После обеда тело наливается приятной тяжестью, клонит в сон, но ещё рано – нужно сделать причал у реки, посадить картофель и лук, истопить баню, поставить сети. Тесть идёт отдыхать в комнату, а я надеваю сапоги с высокими голенищами и иду к реке – делать причал. Захожу в воду и ставлю металлический каркас. Затем настилаю на него двойным слоем толстые доски, один конец которых лежит на берегу, и крепко связываю их тросом, чтобы не распались. Причал готов, можно черпать воду с глубины, где нет водорослей. Я ношу воду в баню, наливаю доверху чугунный котёл и бочку. Потом открываю вытяжку в стене и затапливаю печь. Дым тыкается в углы, как слепой котёнок, случайно находит выход и радостно вылетает наружу. Пора заняться огородом. Беру лопату, ведро с золой и ящик с проросшим картофелем. Участок земли уже успел зарасти сорняками, которые смотрят с недоумением, словно спрашивают: «Мы здесь лишние?». Земля отдохнула за зиму и легко поддаётся копке, уже через полчаса участок готов. Выкапываю небольшие ямки, бросаю туда горсть золы и, будто курицу на гнездо, усаживаю в середину картошку. Затем зарываю и делаю следующий ряд. Это занятие занимает у меня полчаса. Иду к бане и подкидываю пару поленьев. Вода уже тёплая, но камелёнка ещё не нагрелась. Какая баня без парилки! Особенно здесь, в деревне, да ещё на берегу реки. «В какой день паришься – в тот день не старишься», – вспоминаю я пословицу и замачиваю веник в ведре. Мне нравится баня по-чёрному. Стены её прокоптились настолько, словно они срублены из чёрного дерева. Пар в такой бане намного ядрёнее, тело прогревается лучше, значит и пользы больше. Как тут не вспомнить Высоцкого: «В бане стены закопчённые кропи. Слышишь? Баньку мне по-черному топи!»

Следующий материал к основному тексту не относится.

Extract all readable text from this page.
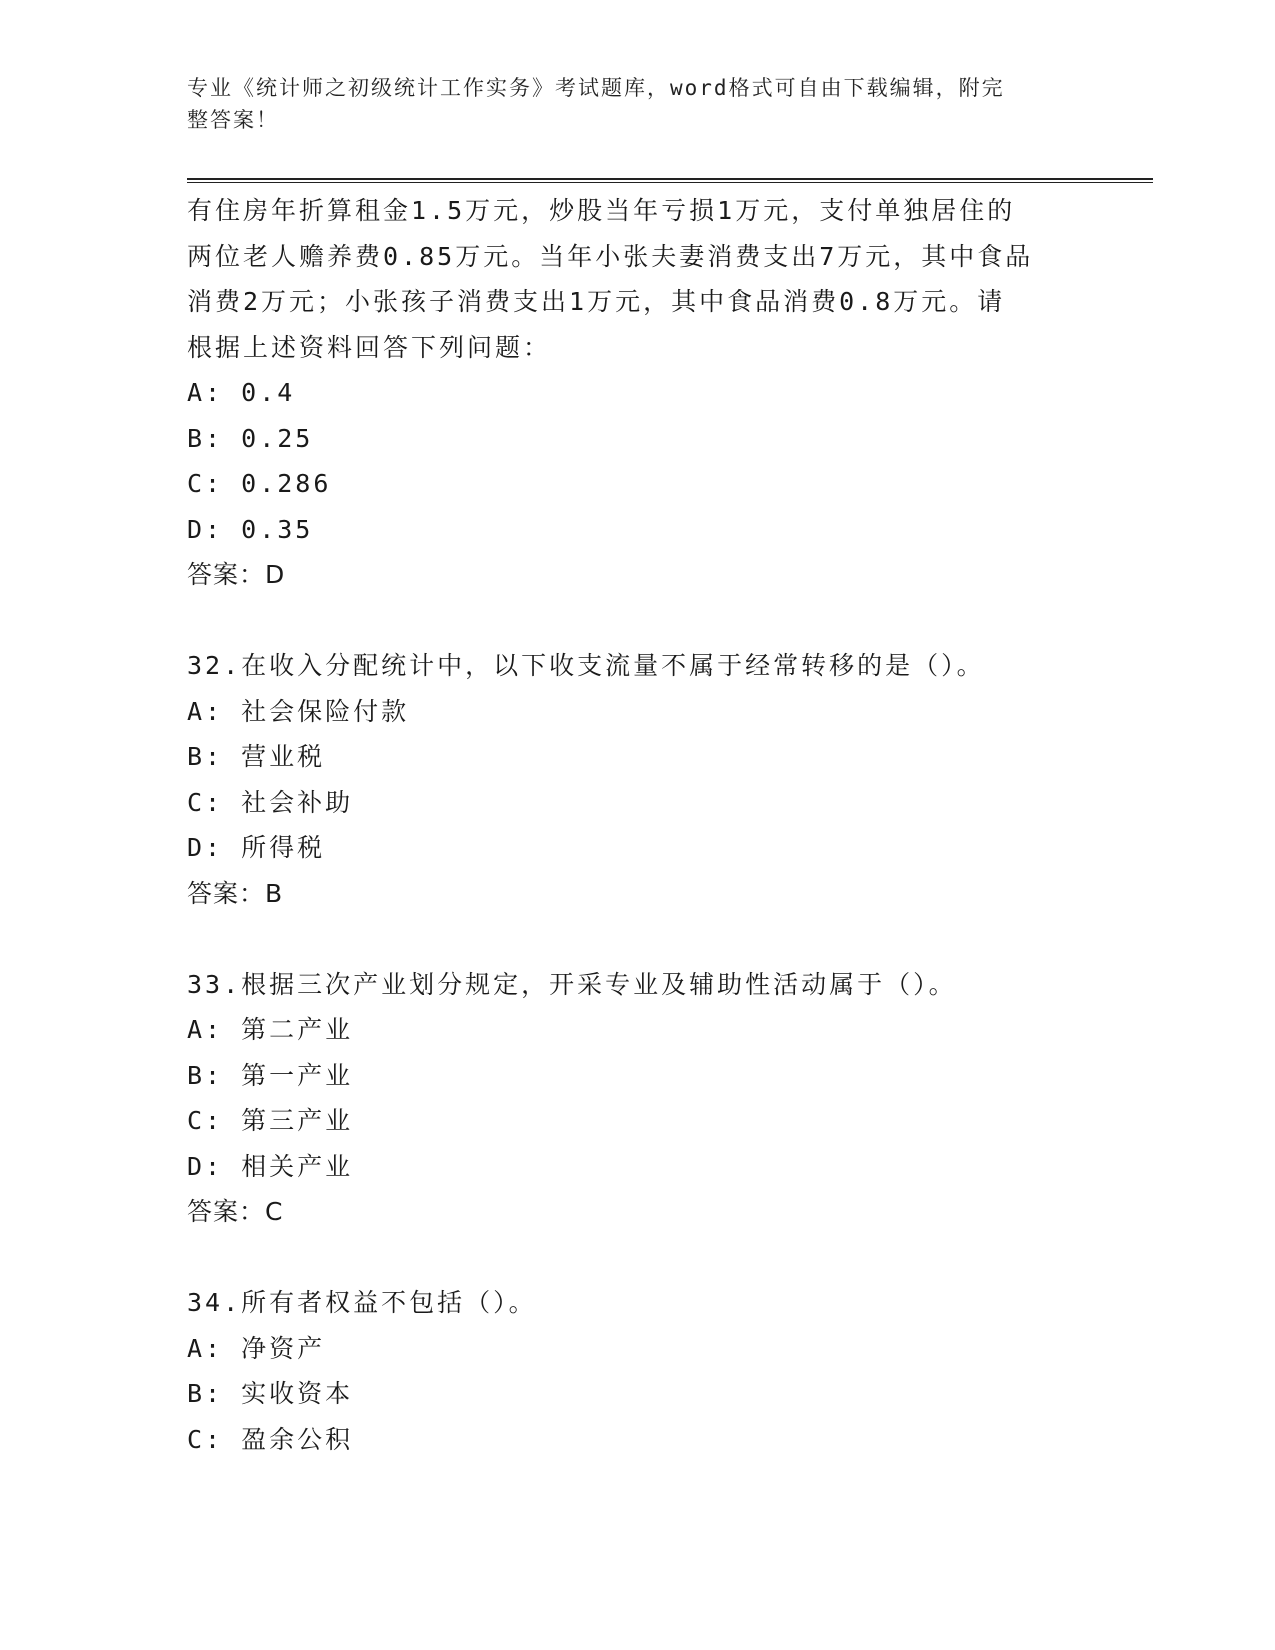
专业《统计师之初级统计工作实务》考试题库，word格式可自由下载编辑，附完
整答案！
有住房年折算租金1.5万元，炒股当年亏损1万元，支付单独居住的
两位老人赡养费0.85万元。当年小张夫妻消费支出7万元，其中食品
消费2万元；小张孩子消费支出1万元，其中食品消费0.8万元。请
根据上述资料回答下列问题：
A: 0.4
B: 0.25
C: 0.286
D: 0.35
答案：D
32.在收入分配统计中，以下收支流量不属于经常转移的是（）。
A: 社会保险付款
B: 营业税
C: 社会补助
D: 所得税
答案：B
33.根据三次产业划分规定，开采专业及辅助性活动属于（）。
A: 第二产业
B: 第一产业
C: 第三产业
D: 相关产业
答案：C
34.所有者权益不包括（）。
A: 净资产
B: 实收资本
C: 盈余公积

Пока топится баня, выношу на солнце одеяла и подушки, раскладываю и развешиваю их, где только можно. Тесть отдохнул и выглядит бодрым, он проверяет сети. Одни аккуратно складывает в пластмассовый ящик, другие – развешивает на стене дома. Вдруг откуда-то прилетает голубь, садится поблизости и любопытно вертит головой, поглядывая на нас. Голуби здесь редкость, они селятся рядом с людьми, заброшенные деревни их не привлекают. Снова вспоминаю бабушку, а вдруг это она прилетела посмотреть на нас? Бабушка часто гостила в этой деревне, ходила за ягодами в лес, пекла пироги, пела песни… Я иду в дом и нахожу горсть гречневой крупы, потом разбрасываю её по траве. Голубь начинает торопливо клевать гречку, видно, что он сильно проголодался. Насытившись, неожиданно взлетает как-то наискосок и попадает в сеть. Тесть чертыхнулся и стал аккуратно выпутывать птицу, а она дёргалась в нетерпении и запутывалась ещё сильнее. Я прижимаю голубю крылья, пока тесть освобождает лапки, и чувствую, как быстро стучит маленькое сердце. Наконец, голубь свободен. Я подкидываю его вверх, и он улетает в сторону леса.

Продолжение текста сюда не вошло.